分析によって生まれた課題が、日本ではまだ解決されていない。それも読みどころだ。

男が必要ではなくなる、という世界は、やはり、理想の世界のひとつですからね。フェミニズムにしろなににしろ、人を開放するするための運動は、最後のすこし手前で、男を必要としない段階に到達するのです。男のロマンが、いかに遅れた、時代錯誤のきわみであるか、これでよくわかると、ぼくは思うのです。

独立した女性個人どうしの恋愛関係、つまりレズビアンカップルは、一対一の恋愛的な結婚的な関係の、きわめて純度高く理想化されたものです。だから、理論的には、そのような関係のなかでは、当事者ふたりは、四六時中、うっとりと夢を見ているような、陶酔のきわみのなかを、ふたりして漂い続けることが出来るのです。

これが巻頭の「長いインタヴュー 『語ることについてのエッセイ』1」。
「五十年まえの『名画』を二本、観た。そしてぼくは、昔の二枚目男優たちの限界を知った」でも《女性に対する態度》を問題としている。


アルフレッド・ヒッチコック監督による『断崖』と、ロバート・テイラーヴィヴィアン・リーの共演する『哀愁』──「両方とも、女性を馬鹿扱いにして成立している話、ないしは映画です」。
「女性が馬鹿だったり、あるいは、馬鹿なものとして扱われていたら、面白いストーリーやドラマは、絶対に出来ないです。日本映画が、そうでしょう」


「彼の後輪が滑った」という、オートバイをめぐる14のショートショートにもおどろいた。オートバイで視る景色に、俳句をむすびつけていくのだから。
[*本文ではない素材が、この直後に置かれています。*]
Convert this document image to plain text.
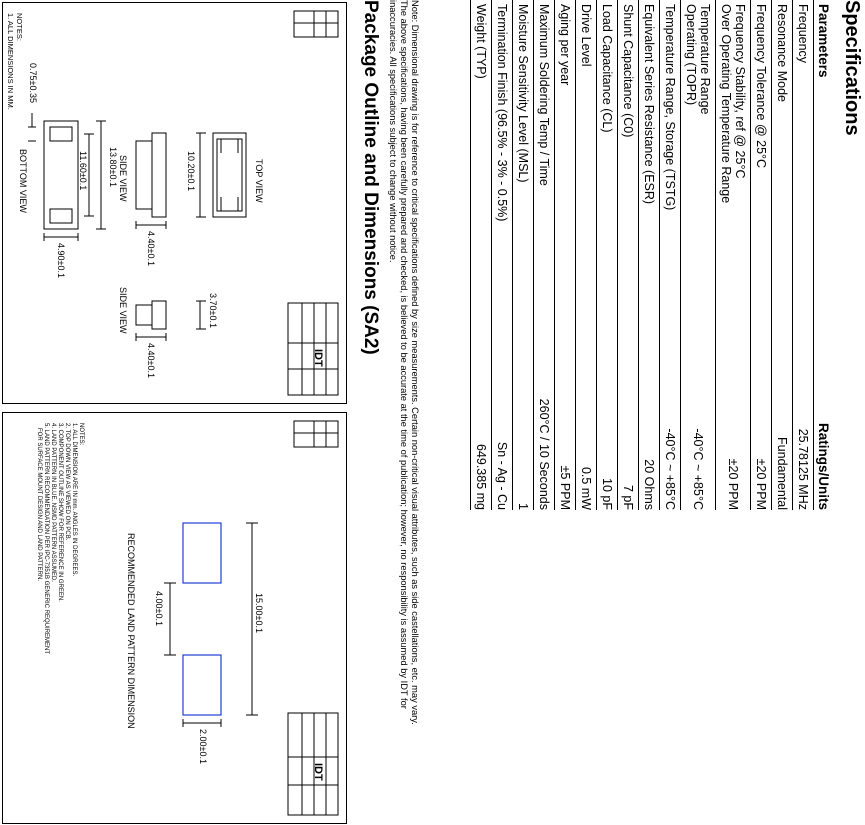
Specifications
Parameters	Ratings/Units

Frequency	25.78125 MHz

Resonance Mode	Fundamental

Frequency Tolerance @ 25°C	±20 PPM

Frequency Stability, ref @ 25°C
Over Operating Temperature Range	±20 PPM

Temperature Range
Operating (TOPR)	-40°C ~ +85°C

Temperature Range, Storage (TSTG)	-40°C ~ +85°C

Equivalent Series Resistance (ESR)	20 Ohms

Shunt Capacitance (C0)	7 pF

Load Capacitance (CL)	10 pF

Drive Level	0.5 mW

Aging per year	±5 PPM

Maximum Soldering Temp / Time	260°C / 10 Seconds

Moisture Sensitivity Level (MSL)	1

Termination Finish (96.5% - 3% - 0.5%)	Sn - Ag - Cu

Weight (TYP)	649.385 mg
Note: Dimensional drawing is for reference to critical specifications defined by size measurements. Certain non-critical visual attributes, such as side castellations, etc. may vary.
The above specifications, having been carefully prepared and checked, is believed to be accurate at the time of publication; however, no responsibility is assumed by IDT for
inaccuracies. All specifications subject to change without notice.
Package Outline and Dimensions (SA2)
TOP VIEW
10.20±0.1
SIDE VIEW
4.40±0.1
3.70±0.1
4.40±0.1
SIDE VIEW
13.80±0.1
11.60±0.1
4.90±0.1
0.75±0.35
BOTTOM VIEW
NOTES:
1. ALL DIMENSIONS IN MM.
IDT
15.00±0.1
4.00±0.1
2.00±0.1
RECOMMENDED LAND PATTERN DIMENSION
NOTES:
1. ALL DIMENSION ARE IN mm. ANGLES IN DEGREES.
2. TOP DOWN VIEW AS VIEWED ON PCB.
3. COMPONENT OUTLINE SHOW FOR REFERENCE IN GREEN.
4. LAND PATTERN IN BLUE. NSMD PATTERN ASSUMED.
5. LAND PATTERN RECOMMENDATION PER IPC-7351B GENERIC REQUIREMENT
FOR SURFACE MOUNT DESIGN AND LAND PATTERN.
IDT
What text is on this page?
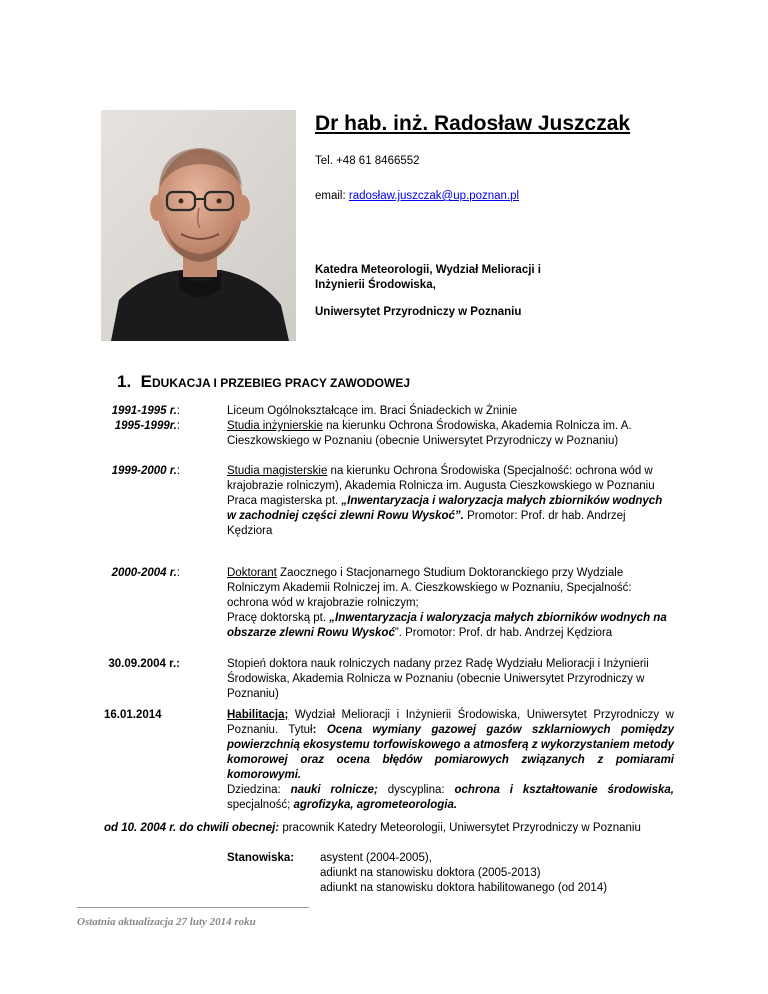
Dr hab. inż. Radosław Juszczak
Tel. +48 61 8466552
email: radosław.juszczak@up.poznan.pl
Katedra Meteorologii, Wydział Melioracji i Inżynierii Środowiska,
Uniwersytet Przyrodniczy w Poznaniu
1. EDUKACJA I PRZEBIEG PRACY ZAWODOWEJ
1991-1995 r.:
1995-1999r.:
1999-2000 r.:
2000-2004 r.:
30.09.2004 r.:
16.01.2014
Liceum Ogólnokształcące im. Braci Śniadeckich w Żninie
Studia inżynierskie na kierunku Ochrona Środowiska, Akademia Rolnicza im. A. Cieszkowskiego w Poznaniu (obecnie Uniwersytet Przyrodniczy w Poznaniu)
Studia magisterskie na kierunku Ochrona Środowiska (Specjalność: ochrona wód w krajobrazie rolniczym), Akademia Rolnicza im. Augusta Cieszkowskiego w Poznaniu
Praca magisterska pt. „Inwentaryzacja i waloryzacja małych zbiorników wodnych w zachodniej części zlewni Rowu Wyskoć”. Promotor: Prof. dr hab. Andrzej Kędziora
Doktorant Zaocznego i Stacjonarnego Studium Doktoranckiego przy Wydziale Rolniczym Akademii Rolniczej im. A. Cieszkowskiego w Poznaniu, Specjalność: ochrona wód w krajobrazie rolniczym;
Pracę doktorską pt. „Inwentaryzacja i waloryzacja małych zbiorników wodnych na obszarze zlewni Rowu Wyskoć”. Promotor: Prof. dr hab. Andrzej Kędziora
Stopień doktora nauk rolniczych nadany przez Radę Wydziału Melioracji i Inżynierii Środowiska, Akademia Rolnicza w Poznaniu (obecnie Uniwersytet Przyrodniczy w Poznaniu)
Habilitacja; Wydział Melioracji i Inżynierii Środowiska, Uniwersytet Przyrodniczy w Poznaniu. Tytuł: Ocena wymiany gazowej gazów szklarniowych pomiędzy powierzchnią ekosystemu torfowiskowego a atmosferą z wykorzystaniem metody komorowej oraz ocena błędów pomiarowych związanych z pomiarami komorowymi.
Dziedzina: nauki rolnicze; dyscyplina: ochrona i kształtowanie środowiska, specjalność; agrofizyka, agrometeorologia.
od 10. 2004 r. do chwili obecnej: pracownik Katedry Meteorologii, Uniwersytet Przyrodniczy w Poznaniu
Stanowiska: asystent (2004-2005),
adiunkt na stanowisku doktora (2005-2013)
adiunkt na stanowisku doktora habilitowanego (od 2014)
Ostatnia aktualizacja 27 luty 2014 roku
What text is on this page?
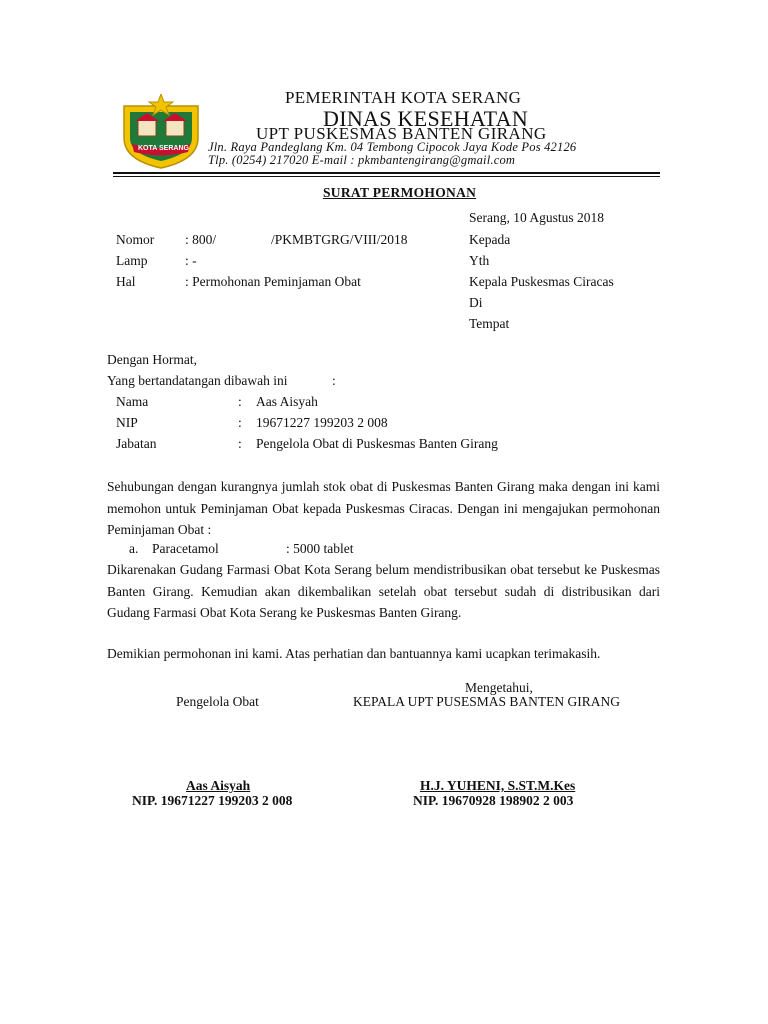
KOTA SERANG
PEMERINTAH KOTA SERANG
DINAS KESEHATAN
UPT PUSKESMAS BANTEN GIRANG
Jln. Raya Pandeglang Km. 04 Tembong Cipocok Jaya Kode Pos 42126
Tlp. (0254) 217020 E-mail : pkmbantengirang@gmail.com
SURAT PERMOHONAN
Serang, 10 Agustus 2018
Kepada
Yth
Kepala Puskesmas Ciracas
Di
Tempat
Nomor : 800/	/PKMBTGRG/VIII/2018
Lamp	: -
Hal	: Permohonan Peminjaman Obat
Dengan Hormat,
Yang bertandatangan dibawah ini	:
Nama	: Aas Aisyah
NIP	: 19671227 199203 2 008
Jabatan	: Pengelola Obat di Puskesmas Banten Girang
Sehubungan dengan kurangnya jumlah stok obat di Puskesmas Banten Girang maka dengan ini kami memohon untuk Peminjaman Obat kepada Puskesmas Ciracas. Dengan ini mengajukan permohonan Peminjaman Obat :
a. Paracetamol	: 5000 tablet
Dikarenakan Gudang Farmasi Obat Kota Serang belum mendistribusikan obat tersebut ke Puskesmas Banten Girang. Kemudian akan dikembalikan setelah obat tersebut sudah di distribusikan dari Gudang Farmasi Obat Kota Serang ke Puskesmas Banten Girang.
Demikian permohonan ini kami. Atas perhatian dan bantuannya kami ucapkan terimakasih.
Mengetahui,
Pengelola Obat	KEPALA UPT PUSESMAS BANTEN GIRANG
Aas Aisyah
NIP. 19671227 199203 2 008
H.J. YUHENI, S.ST.M.Kes
NIP. 19670928 198902 2 003
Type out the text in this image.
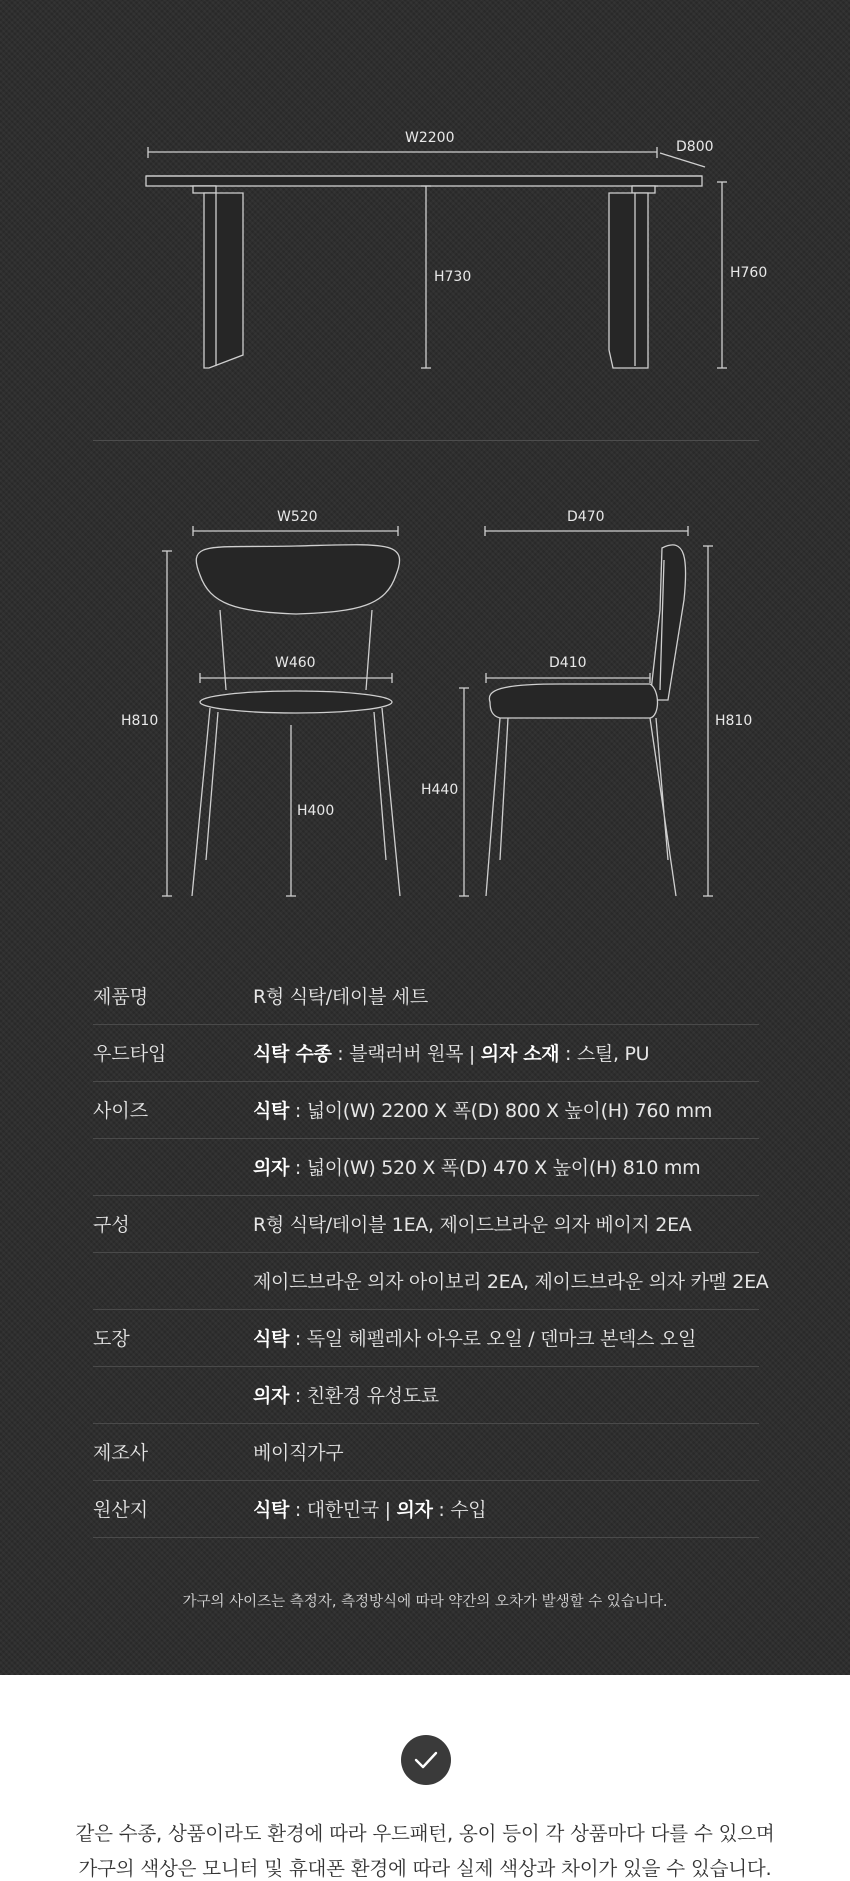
W2200
D800
H730	H760
W520
W460
H810
H400
D470
D410
H440
H810
제품명	R형 식탁/테이블 세트
우드타입	식탁 수종 : 블랙러버 원목 | 의자 소재 : 스틸, PU
사이즈	식탁 : 넓이(W) 2200 X 폭(D) 800 X 높이(H) 760 mm
의자 : 넓이(W) 520 X 폭(D) 470 X 높이(H) 810 mm
구성	R형 식탁/테이블 1EA, 제이드브라운 의자 베이지 2EA
제이드브라운 의자 아이보리 2EA, 제이드브라운 의자 카멜 2EA
도장	식탁 : 독일 헤펠레사 아우로 오일 / 덴마크 본덱스 오일
의자 : 친환경 유성도료
제조사	베이직가구
원산지	식탁 : 대한민국 | 의자 : 수입
가구의 사이즈는 측정자, 측정방식에 따라 약간의 오차가 발생할 수 있습니다.
같은 수종, 상품이라도 환경에 따라 우드패턴, 옹이 등이 각 상품마다 다를 수 있으며
가구의 색상은 모니터 및 휴대폰 환경에 따라 실제 색상과 차이가 있을 수 있습니다.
日本のなかをオートバイで走るのだから、走りぬけていくという行為によって体感する光景は、当然、日本のものだ。そして、日本の光景は、オートバイという機械やその機械が持つスピードなどによって、体感する当事者であるぼくの内部で、見ていくそのかたっぱしから、濃縮され抽象されていく。濃縮や抽象がひとつの頂点に達すると、そこには俳句がひとつ残る、と言うと出来すぎになるかもしれないけれど、俳句のきっかけとなる光景の濃縮されたものは、オートバイによっていくつでも拾い集めることが可能だ。